The sweet drink made them drunken ...
By drinking they were drunken, their bodies were filled.
They shouted aloud, their heart was exalted,
Then for Marduk, their avenger, did they decree destiny.
Certainly, not all the religious thinkers of Babylonia held these low conceptions. In some of their prayers and hymns they rise to lofty spiritual and ethical conceptions which compare quite favorably with expressions found in the Old Testament. In a hymn addressed to Shamash, the sun-god, are found these lines:
Who plans evil—his horn thou dost destroy,
Whoever in fixing boundaries annuls rights.
The unjust judge thou restrainest with force.
Whoever accepts a bribe, who does not judge justly—on him
thou imposest sin.
But he who does not accept a bribe, who has a care for the
oppressed,
To him Shamash is gracious, his life he prolongs.
The judge who renders a just decision
Shall end in a palace, the place of princes shall be his dwelling.
* * * * *
The seed of those who act unjustly shall not flourish.
What their mouth declares in thy presence
Thou shalt burn it up, what they purpose wilt thou annul.
Thou knowest their transgressions; the declaration of the
wicked thou dost cast aside.
Every one wherever he may be is in thy care.
Thou directest their judgments, the imprisoned dost thou
liberate.
Thou hearest, O Shamash, petition, prayer, and appeal,
Humility, prostration, petitioning, and reverence.
With loud voice the unfortunate one cries to thee.
The weak, the exhausted, the oppressed, the lowly,
Mother, wife, maid appeal to thee,
He who is removed from his family, he that dwelleth far from
his city.[[15]]
Far be it from the writer to rob the religion of Babylonia of any of its glory.

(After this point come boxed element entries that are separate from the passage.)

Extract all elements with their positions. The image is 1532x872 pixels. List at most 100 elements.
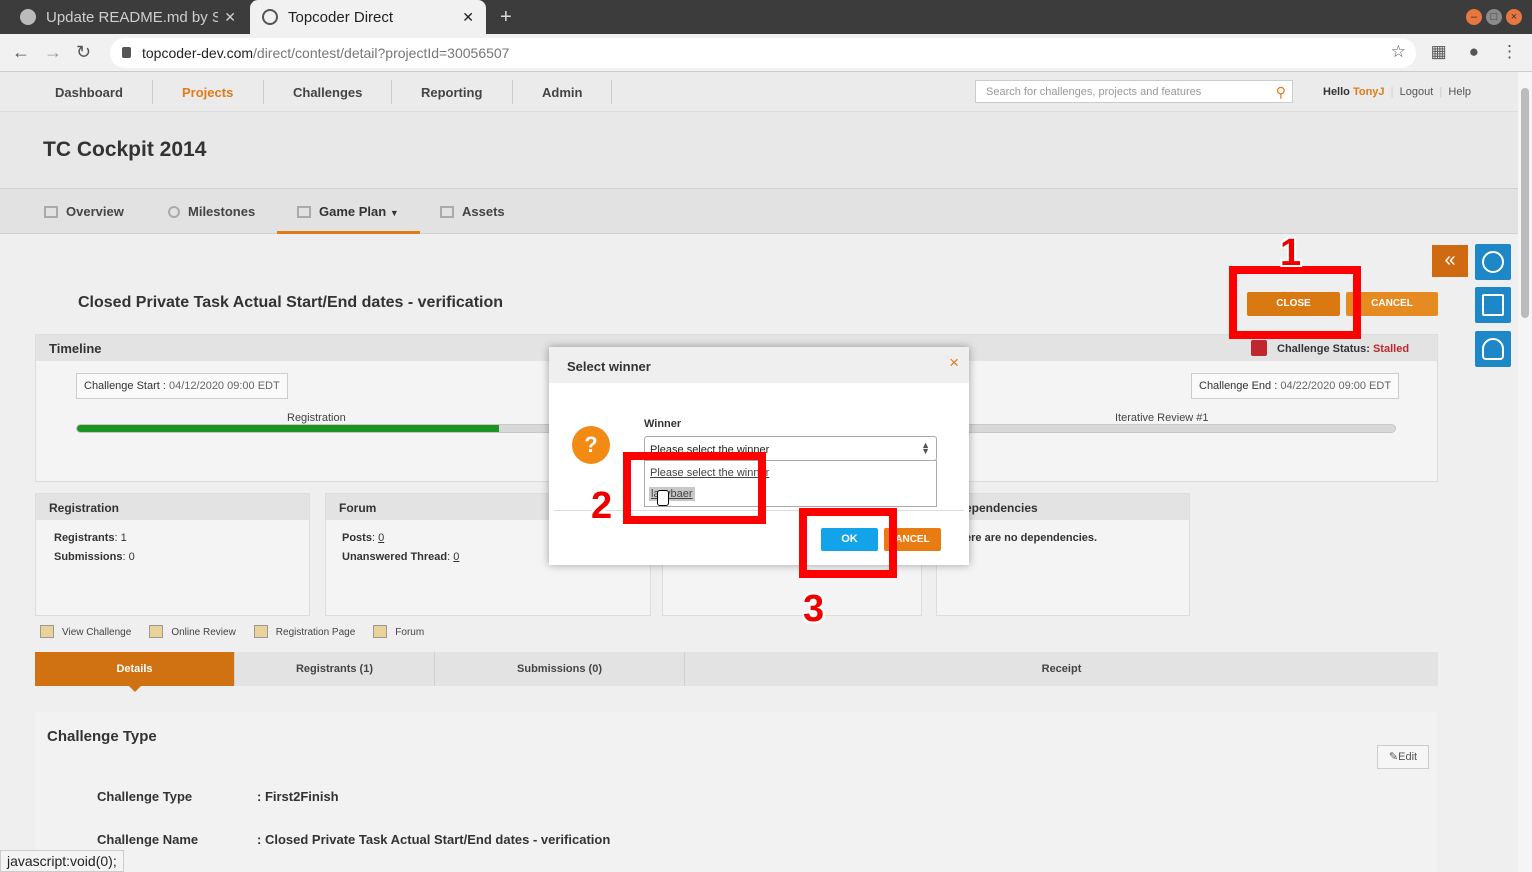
registration-box: Registration Registrants: 1 Submissions:… <box>35 493 310 616</box>
unanswered-label: Unanswered Thread <box>342 551 448 563</box>
tab-registrants[interactable]: Registrants (1) <box>235 652 435 686</box>
tab-details[interactable]: Details <box>35 652 235 692</box>
nav-challenges[interactable]: Challenges <box>293 85 362 100</box>
browser-tab-readme[interactable]: Update README.md by S ✕ <box>8 0 248 34</box>
row-label: Challenge Name <box>97 832 199 847</box>
folder-icon <box>440 206 454 218</box>
dependencies-header: ependencies <box>937 494 1189 520</box>
registration-page-link[interactable]: Registration Page <box>253 625 356 638</box>
user-links: Hello TonyJ | Logout | Help <box>1323 86 1472 98</box>
end-label: Challenge End : <box>1199 380 1278 392</box>
link-label: Registration Page <box>275 627 356 638</box>
challenge-status: Challenge Status: Stalled <box>1251 340 1409 356</box>
phase-registration: Registration <box>287 412 346 424</box>
profile-icon[interactable]: ● <box>1469 42 1479 62</box>
maximize-icon[interactable]: □ <box>1486 9 1502 25</box>
tab-overview[interactable]: Overview <box>44 204 124 219</box>
nav-admin[interactable]: Admin <box>542 85 582 100</box>
document-button[interactable] <box>1475 287 1511 323</box>
page-scrollbar[interactable] <box>1518 72 1532 872</box>
nav-projects[interactable]: Projects <box>182 85 233 100</box>
nav-divider <box>391 80 392 104</box>
challenge-end-box: Challenge End : 04/22/2020 09:00 EDT <box>1191 373 1400 399</box>
collapse-panel-button[interactable]: « <box>1432 245 1468 277</box>
bookmark-star-icon[interactable]: ☆ <box>1391 42 1406 62</box>
question-icon: ? <box>572 426 610 464</box>
tab-label: Overview <box>66 204 124 219</box>
extension-icon[interactable]: ▦ <box>1431 42 1447 62</box>
pin-icon <box>168 206 180 218</box>
project-header: TC Cockpit 2014 <box>0 112 1518 188</box>
online-review-link[interactable]: Online Review <box>149 625 236 638</box>
registration-header: Registration <box>36 494 309 520</box>
view-challenge-link[interactable]: View Challenge <box>40 625 131 638</box>
window-controls: – □ × <box>1466 9 1522 25</box>
hello-label: Hello <box>1323 86 1350 98</box>
select-arrows-icon: ▲ ▼ <box>921 440 930 456</box>
row-value: : First2Finish <box>257 789 339 804</box>
dialog-close-icon[interactable]: × <box>949 353 959 373</box>
annotation-box-3 <box>799 508 897 578</box>
tab-assets[interactable]: Assets <box>440 204 505 219</box>
submissions-label: Submissions <box>54 551 123 563</box>
active-tab-underline <box>277 231 420 234</box>
posts-link[interactable]: 0 <box>378 532 384 544</box>
url-field[interactable]: topcoder-dev.com/direct/contest/detail?p… <box>110 38 1416 68</box>
challenge-title: Closed Private Task Actual Start/End dat… <box>78 294 504 311</box>
link-label: Online Review <box>171 627 236 638</box>
tab-close-icon[interactable]: ✕ <box>224 9 236 26</box>
search-placeholder: Search for challenges, projects and feat… <box>986 86 1202 98</box>
scrollbar-thumb[interactable] <box>1521 88 1529 318</box>
window-close-icon[interactable]: × <box>1506 9 1522 25</box>
review-icon <box>149 625 164 638</box>
edit-page-icon <box>253 625 268 638</box>
project-subnav: Overview Milestones Game Plan ▼ Assets <box>0 188 1518 234</box>
steering-wheel-icon <box>1482 251 1504 273</box>
nav-dashboard[interactable]: Dashboard <box>55 85 123 100</box>
forum-link[interactable]: Forum <box>373 625 424 638</box>
edit-label: Edit <box>1398 751 1418 763</box>
tab-label: Game Plan <box>319 204 387 219</box>
unanswered-link[interactable]: 0 <box>453 551 459 563</box>
detail-tabs: Details Registrants (1) Submissions (0) … <box>35 652 1438 692</box>
forward-icon[interactable]: → <box>44 42 62 63</box>
end-value: 04/22/2020 09:00 EDT <box>1280 380 1392 392</box>
registrants-count: : 1 <box>114 532 127 544</box>
submissions-count: : 0 <box>122 551 135 563</box>
dialog-title: Select winner <box>549 347 969 383</box>
nav-reporting[interactable]: Reporting <box>421 85 482 100</box>
tab-label: Topcoder Direct <box>288 8 394 26</box>
rocket-icon <box>1482 338 1504 360</box>
search-input[interactable]: Search for challenges, projects and feat… <box>975 80 1293 103</box>
tab-milestones[interactable]: Milestones <box>168 204 255 219</box>
help-link[interactable]: Help <box>1448 86 1471 98</box>
row-value: : Closed Private Task Actual Start/End d… <box>257 832 611 847</box>
challenge-start-box: Challenge Start : 04/12/2020 09:00 EDT <box>76 373 288 399</box>
username-link[interactable]: TonyJ <box>1353 86 1385 98</box>
minimize-icon[interactable]: – <box>1466 9 1482 25</box>
page-title: TC Cockpit 2014 <box>43 138 207 161</box>
list-icon <box>44 206 58 218</box>
tab-label: Update README.md by S <box>46 8 219 26</box>
tab-receipt[interactable]: Receipt <box>685 652 1438 686</box>
caret-down-icon: ▼ <box>389 208 399 218</box>
menu-kebab-icon[interactable]: ⋮ <box>1501 42 1518 62</box>
annotation-box-1 <box>1229 266 1361 339</box>
annotation-number-3: 3 <box>803 588 825 630</box>
link-label: Forum <box>395 627 425 638</box>
edit-button[interactable]: ✎Edit <box>1377 745 1429 769</box>
search-icon[interactable]: ⚲ <box>1276 84 1286 101</box>
browser-tab-topcoder[interactable]: Topcoder Direct ✕ <box>250 0 486 34</box>
back-icon[interactable]: ← <box>12 42 30 63</box>
tab-game-plan[interactable]: Game Plan ▼ <box>297 204 399 219</box>
tab-close-icon[interactable]: ✕ <box>462 9 474 26</box>
detail-row: Challenge Type: First2Finish <box>97 789 339 804</box>
reload-icon[interactable]: ↻ <box>76 42 91 63</box>
logout-link[interactable]: Logout <box>1400 86 1434 98</box>
steering-wheel-button[interactable] <box>1475 244 1511 280</box>
new-tab-icon[interactable]: + <box>500 6 512 29</box>
tab-submissions[interactable]: Submissions (0) <box>435 652 685 686</box>
dependencies-box: ependencies ere are no dependencies. <box>936 493 1190 616</box>
browser-tab-bar: Update README.md by S ✕ Topcoder Direct … <box>0 0 1532 34</box>
rocket-button[interactable] <box>1475 331 1511 367</box>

Nevertheless, he ventures to assert without any fear of contradiction that we may search the pantheon of Babylon, from one end to the other, and we shall not find one god who in nature and character can compare with the Jehovah of Israel as proclaimed by the great prophets and glorified by the sweet singers of the nation, a God "merciful and gracious, slow to anger, and abundant in loving-kindness and truth." We may well speak of a "great gulf, which is fixed between primitive Semitic conceptions of God and the noble spiritual views of him set forth under divine illumination by Isaiah."[[16]] It is due to this fundamental difference in the conception of the nature and character of Deity that the religion of Israel became "a living and ethical power, growing and increasing until Jesus, greatest of the prophets, completed the message of his predecessors," and Christianity was born.